Australia’s suburbs are filled with a mix of architectural styles dating back to the 19th century.
Renovating a period home can be tricky, particularly where there are heritage constraints.
The quickest and easiest way to restore or update a classic older home is by painting the exterior.
We asked the experts about the best modern and traditional colour schemes for three styles of Aussie period homes.
Built from affordable materials and designed for a warm, dry climate, this style of house became popular in the early 20th century and represented an increased influence of American culture on Australian society.
The cosy design is characterised by gabled roofs with overhanging eaves and a large verandah with prominent columns supporting the roof.
Front rooms sometimes feature bay windows with stained glass panels.
The architectural style overlapped with traditional Edwardian design and reached its peak of popularity during the 1920s.
Thousands of houses were built in inner-city areas as well as on larger blocks in newer suburbs.
As the Great Depression took hold and construction slowed, the style fell out of favour as quickly as it began.
Traditional colour scheme for Californian bungalows
‘Neutrals and brown tones are the Edwardian colour scheme for timber and brick exteriors,’ says Taubmans ambassador and TV host Shaynna Blaze.
‘Use tessellated pathways as a guide.
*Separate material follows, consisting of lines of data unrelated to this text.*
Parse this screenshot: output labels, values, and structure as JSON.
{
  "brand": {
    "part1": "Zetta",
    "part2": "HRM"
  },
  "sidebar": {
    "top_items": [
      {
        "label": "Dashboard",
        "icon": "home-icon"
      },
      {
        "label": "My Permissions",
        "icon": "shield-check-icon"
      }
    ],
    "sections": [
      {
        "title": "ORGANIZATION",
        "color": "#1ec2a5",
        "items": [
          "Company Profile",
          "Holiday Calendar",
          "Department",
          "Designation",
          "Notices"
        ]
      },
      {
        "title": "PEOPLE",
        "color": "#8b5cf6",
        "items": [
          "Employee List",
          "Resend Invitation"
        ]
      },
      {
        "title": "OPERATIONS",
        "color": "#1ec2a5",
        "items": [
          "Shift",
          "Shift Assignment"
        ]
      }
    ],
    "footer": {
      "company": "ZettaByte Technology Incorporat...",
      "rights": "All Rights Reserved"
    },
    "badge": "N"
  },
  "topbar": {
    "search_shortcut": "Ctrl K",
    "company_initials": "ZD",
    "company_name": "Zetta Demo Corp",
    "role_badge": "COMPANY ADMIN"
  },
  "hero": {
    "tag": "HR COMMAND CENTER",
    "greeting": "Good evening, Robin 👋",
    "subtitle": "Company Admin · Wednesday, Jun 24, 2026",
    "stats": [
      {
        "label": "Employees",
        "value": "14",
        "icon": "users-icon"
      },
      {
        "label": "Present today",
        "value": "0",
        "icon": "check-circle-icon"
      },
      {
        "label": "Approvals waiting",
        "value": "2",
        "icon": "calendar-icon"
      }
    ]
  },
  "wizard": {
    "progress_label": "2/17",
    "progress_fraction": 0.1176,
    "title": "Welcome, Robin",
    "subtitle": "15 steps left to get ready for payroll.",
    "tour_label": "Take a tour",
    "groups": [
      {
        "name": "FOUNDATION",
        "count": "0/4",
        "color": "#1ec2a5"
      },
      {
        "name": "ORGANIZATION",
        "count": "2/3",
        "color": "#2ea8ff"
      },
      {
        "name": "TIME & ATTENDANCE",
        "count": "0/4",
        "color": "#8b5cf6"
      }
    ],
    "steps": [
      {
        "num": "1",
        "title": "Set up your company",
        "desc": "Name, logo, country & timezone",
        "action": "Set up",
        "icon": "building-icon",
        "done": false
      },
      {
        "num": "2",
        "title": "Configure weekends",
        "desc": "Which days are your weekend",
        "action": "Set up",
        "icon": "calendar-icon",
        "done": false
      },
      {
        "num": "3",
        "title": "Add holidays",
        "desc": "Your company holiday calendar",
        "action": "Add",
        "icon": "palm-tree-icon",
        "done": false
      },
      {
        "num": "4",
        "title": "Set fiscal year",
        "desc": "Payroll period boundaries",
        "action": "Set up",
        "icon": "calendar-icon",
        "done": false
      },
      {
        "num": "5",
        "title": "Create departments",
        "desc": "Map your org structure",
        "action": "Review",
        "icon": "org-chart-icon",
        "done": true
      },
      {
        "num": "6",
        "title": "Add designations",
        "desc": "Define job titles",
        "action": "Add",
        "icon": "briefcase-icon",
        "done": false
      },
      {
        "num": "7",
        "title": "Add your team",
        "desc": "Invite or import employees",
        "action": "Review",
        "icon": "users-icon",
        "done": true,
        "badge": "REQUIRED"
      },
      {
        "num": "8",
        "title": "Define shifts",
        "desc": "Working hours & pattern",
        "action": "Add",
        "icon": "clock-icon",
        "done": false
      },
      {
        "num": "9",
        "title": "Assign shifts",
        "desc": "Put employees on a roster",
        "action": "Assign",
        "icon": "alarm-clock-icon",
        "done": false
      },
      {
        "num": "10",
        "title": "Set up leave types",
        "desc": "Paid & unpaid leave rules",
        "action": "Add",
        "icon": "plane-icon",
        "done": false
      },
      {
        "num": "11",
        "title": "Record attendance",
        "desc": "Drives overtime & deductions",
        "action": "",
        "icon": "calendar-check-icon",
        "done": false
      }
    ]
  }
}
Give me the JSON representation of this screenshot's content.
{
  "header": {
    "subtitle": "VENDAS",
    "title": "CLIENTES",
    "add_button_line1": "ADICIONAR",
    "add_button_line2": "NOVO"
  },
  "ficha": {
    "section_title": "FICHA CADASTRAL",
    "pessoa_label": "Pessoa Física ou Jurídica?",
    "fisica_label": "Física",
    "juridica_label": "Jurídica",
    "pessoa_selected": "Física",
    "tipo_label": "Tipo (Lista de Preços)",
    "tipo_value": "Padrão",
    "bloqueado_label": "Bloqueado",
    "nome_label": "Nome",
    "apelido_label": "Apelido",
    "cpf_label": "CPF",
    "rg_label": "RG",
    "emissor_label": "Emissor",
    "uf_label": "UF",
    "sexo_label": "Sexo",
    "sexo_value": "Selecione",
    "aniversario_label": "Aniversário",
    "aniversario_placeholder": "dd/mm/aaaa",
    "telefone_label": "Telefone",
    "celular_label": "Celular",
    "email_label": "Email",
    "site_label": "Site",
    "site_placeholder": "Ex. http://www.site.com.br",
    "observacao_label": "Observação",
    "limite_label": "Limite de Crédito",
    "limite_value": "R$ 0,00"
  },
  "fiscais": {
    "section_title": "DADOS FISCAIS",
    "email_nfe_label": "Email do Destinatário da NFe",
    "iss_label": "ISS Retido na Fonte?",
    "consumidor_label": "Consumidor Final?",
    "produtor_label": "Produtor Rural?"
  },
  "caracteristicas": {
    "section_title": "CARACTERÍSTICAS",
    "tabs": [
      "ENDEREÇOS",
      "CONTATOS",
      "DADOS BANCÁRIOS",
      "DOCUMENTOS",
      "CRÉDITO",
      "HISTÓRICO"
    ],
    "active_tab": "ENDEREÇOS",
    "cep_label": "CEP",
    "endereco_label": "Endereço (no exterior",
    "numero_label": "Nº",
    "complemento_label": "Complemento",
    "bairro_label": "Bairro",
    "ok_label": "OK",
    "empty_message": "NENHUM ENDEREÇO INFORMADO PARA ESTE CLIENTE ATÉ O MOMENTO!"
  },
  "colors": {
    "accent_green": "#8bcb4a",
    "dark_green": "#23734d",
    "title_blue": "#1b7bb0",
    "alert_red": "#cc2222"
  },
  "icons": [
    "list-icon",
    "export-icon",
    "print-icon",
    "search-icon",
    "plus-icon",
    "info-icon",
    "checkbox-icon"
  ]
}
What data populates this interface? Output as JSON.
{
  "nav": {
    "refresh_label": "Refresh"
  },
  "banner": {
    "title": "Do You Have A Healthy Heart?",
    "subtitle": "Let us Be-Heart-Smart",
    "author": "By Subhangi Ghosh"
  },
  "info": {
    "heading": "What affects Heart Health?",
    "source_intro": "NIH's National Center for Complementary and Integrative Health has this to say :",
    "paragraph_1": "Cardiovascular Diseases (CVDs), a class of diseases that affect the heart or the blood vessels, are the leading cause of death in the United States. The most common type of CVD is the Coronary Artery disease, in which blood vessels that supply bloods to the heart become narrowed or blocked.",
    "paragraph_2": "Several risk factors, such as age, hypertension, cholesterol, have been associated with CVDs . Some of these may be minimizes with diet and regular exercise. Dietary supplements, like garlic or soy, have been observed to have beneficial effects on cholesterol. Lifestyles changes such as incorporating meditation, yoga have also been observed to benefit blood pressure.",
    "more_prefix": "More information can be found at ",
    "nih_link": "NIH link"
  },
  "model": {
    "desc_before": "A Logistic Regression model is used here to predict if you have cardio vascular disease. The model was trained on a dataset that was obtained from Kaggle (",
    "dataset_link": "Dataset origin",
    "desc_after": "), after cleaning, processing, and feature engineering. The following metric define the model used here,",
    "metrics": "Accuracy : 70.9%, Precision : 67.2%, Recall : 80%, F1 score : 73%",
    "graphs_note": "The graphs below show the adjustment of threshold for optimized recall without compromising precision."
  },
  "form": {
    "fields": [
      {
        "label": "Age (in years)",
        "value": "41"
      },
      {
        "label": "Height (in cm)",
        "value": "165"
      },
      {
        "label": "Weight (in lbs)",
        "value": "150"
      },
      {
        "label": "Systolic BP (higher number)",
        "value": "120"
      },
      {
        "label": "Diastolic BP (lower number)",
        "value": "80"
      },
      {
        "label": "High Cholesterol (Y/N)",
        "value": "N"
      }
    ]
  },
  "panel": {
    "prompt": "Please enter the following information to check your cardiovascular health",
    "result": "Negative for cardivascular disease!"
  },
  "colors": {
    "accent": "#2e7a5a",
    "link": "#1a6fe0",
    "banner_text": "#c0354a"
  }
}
These colours will enhance the pathway detail to enrich the traditional look of the home.’
Modern colour scheme for Californian bungalows
Shaynna says, ‘Create a modern look by painting the roof in grey and contrast this with white on the trim to make it fresh. The deep charcoal roof is in line with the modern grey palette of now.
‘The accent of a deep teal-like colour on the gable is a modern version of the period green.’
One of the oldest styles of housing in Australia, Victorian terraces emerged in the mid 19th century during the economic boom of the Gold Rush.
They were constructed mainly from locally manufactured brick rather than sandstone and were built for the emerging middle class.
As a result, they are characterised by ornate external embellishments such as iron lacework, rendered walls, and decorative brickwork.
Gates and fences commonly include cast iron spears, and stone or concrete piers.
Victorian terraces are normally single, double or triple storey buildings and usually built in rows of several dwellings.
They are set close to the street and commonly feature timber verandahs and small gardens.
While many examples were demolished during the early 20th century as they were considered slums, existing terraces are now largely heritage listed and highly sought after in gentrified suburbs.